Friday, April 21, 2006

inversion layers and government entities

Today I got to wondering if there was an inversion layer (a layer of warmer air sitting over a cooler one) that was holding in the pollen earlier this week, and what I think I learned was why outdoor allergens seem to bother me less after about 11 am, when the breeze picks up.

Now, keeping in mind I learned this from part of a discussion of radio wave propagation on a ham radio site and I could be wrong about this and the allergens, I'm pretty sure that if you detect the following conditions, you have an inversion layer:
  • a very clear sky,
  • dead still air, and
  • a warm or hot temperature.
The inversion layer can start the night before if similar conditions are present, and they are present a lot around here, just not in the afternoon, so maybe that's why I feel better in the afternoon.
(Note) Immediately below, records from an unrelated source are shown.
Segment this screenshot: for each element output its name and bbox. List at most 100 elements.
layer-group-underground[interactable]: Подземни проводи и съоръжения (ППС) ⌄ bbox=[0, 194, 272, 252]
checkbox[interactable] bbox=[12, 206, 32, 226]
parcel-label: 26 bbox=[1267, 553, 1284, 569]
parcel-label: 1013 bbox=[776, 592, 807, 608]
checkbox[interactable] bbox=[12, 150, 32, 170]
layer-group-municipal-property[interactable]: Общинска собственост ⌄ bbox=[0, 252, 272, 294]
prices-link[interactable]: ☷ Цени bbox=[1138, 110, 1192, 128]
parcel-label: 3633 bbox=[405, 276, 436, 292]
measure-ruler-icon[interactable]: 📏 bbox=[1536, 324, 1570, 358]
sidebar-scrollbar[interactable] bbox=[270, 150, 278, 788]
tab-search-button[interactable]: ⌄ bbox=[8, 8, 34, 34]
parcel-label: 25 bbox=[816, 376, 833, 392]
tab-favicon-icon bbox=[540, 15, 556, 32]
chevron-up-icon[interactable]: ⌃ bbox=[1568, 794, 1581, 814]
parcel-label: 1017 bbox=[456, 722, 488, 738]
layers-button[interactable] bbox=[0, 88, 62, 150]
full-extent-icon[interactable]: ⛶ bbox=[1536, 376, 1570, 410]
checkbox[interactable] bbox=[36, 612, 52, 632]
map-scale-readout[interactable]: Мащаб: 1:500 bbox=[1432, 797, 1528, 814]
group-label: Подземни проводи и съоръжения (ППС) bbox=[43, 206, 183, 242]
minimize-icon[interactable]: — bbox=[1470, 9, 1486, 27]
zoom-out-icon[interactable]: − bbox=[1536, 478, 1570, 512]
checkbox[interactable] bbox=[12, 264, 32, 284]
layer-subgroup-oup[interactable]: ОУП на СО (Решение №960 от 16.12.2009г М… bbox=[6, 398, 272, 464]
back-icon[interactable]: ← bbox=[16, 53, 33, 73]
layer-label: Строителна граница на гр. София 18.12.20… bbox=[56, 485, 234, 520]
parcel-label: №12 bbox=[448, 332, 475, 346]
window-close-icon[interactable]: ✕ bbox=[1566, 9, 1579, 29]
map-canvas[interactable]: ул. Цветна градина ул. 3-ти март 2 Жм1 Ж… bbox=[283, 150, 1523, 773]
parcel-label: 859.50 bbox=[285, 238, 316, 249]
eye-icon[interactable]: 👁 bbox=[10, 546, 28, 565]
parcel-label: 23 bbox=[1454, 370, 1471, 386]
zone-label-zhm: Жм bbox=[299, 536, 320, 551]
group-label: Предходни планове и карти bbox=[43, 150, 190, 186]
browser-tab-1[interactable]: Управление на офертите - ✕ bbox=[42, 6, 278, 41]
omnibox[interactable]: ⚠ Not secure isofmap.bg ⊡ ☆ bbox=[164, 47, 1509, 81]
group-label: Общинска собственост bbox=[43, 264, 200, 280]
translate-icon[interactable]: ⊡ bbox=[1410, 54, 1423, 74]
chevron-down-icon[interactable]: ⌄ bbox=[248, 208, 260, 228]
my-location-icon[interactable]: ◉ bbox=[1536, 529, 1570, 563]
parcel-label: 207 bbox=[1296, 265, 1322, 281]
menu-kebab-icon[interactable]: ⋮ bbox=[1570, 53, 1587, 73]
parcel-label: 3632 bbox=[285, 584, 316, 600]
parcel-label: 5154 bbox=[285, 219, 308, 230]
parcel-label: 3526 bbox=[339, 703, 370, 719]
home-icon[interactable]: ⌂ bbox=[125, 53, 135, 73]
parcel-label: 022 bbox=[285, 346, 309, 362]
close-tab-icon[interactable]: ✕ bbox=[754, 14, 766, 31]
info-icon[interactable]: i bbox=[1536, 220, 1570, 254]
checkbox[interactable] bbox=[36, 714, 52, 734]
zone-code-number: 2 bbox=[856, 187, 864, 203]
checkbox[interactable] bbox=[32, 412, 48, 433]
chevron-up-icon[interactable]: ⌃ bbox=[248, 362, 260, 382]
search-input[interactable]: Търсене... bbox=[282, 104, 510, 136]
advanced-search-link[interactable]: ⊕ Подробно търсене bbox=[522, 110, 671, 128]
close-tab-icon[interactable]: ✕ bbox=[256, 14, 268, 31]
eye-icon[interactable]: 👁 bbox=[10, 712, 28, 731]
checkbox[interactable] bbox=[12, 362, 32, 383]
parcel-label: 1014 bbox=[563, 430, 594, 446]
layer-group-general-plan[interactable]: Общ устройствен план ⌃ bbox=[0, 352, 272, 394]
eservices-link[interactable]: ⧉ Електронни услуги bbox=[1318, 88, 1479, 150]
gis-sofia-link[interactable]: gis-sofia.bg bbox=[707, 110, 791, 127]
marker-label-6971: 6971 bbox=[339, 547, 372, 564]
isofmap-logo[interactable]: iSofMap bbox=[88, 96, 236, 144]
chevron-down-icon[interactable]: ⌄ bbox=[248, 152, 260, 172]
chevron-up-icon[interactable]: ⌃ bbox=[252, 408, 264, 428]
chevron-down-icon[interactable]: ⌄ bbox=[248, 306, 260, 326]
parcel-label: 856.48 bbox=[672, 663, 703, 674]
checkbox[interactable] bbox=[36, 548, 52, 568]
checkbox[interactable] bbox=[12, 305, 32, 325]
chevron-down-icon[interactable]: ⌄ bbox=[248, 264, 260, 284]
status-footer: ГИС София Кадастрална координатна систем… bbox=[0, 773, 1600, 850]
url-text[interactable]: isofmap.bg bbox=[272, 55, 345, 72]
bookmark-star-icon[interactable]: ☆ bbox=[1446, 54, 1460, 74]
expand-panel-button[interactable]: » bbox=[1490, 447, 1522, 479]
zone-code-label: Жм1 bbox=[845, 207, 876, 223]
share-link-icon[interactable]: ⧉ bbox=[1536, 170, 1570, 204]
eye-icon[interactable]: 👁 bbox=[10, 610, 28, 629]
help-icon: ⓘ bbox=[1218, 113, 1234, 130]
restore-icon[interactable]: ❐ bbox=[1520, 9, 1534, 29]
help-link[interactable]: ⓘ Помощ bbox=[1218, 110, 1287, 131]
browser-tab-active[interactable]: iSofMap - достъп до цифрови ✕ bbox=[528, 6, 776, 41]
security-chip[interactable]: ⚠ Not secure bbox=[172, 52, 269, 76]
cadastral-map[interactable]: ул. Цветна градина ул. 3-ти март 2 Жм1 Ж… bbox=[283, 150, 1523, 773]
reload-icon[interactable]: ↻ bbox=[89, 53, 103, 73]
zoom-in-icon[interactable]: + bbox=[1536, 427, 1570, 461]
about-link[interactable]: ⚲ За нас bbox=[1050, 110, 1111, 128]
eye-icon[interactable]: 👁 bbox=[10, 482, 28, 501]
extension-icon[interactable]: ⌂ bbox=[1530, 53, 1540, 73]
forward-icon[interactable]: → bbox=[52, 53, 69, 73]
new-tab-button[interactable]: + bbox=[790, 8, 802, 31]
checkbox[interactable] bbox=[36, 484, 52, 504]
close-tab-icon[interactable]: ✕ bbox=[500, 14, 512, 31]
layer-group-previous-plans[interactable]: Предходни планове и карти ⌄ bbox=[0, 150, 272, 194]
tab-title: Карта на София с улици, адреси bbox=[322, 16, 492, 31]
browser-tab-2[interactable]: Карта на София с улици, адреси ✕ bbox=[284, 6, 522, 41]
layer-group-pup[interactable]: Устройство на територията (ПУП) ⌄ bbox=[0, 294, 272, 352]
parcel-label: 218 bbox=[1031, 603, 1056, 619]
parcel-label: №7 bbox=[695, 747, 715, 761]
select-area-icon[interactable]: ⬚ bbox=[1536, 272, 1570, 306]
In other news, the FDA said something highly unbelievable about marijuana, and the CDC sponsored a study on chronic fatigue. (Maybe the FDA should hand marijuana studies over to the CDC, seeing as there's a link to schizophrenia.) Anyway, I'm pleased somebody is learning something about chronic fatigue, even if the results, as presented by this article, sound as though they weren't quite sure what they learned. (Not that I should talk, with the ham site and the allergens.)
The results, published in more than a dozen reports and commentaries in the April issue of the journal Pharmacogenomics, released yesterday, suggest that many cases of chronic fatigue have links to a handful of brain- and immune system-related genes that either harbor small mutations or are working abnormally for other reasons.
What I get out of this sentence is that this study was really important and found malfunctioning genes. They have no idea why the genes malfunction, which is fine. They can study that next.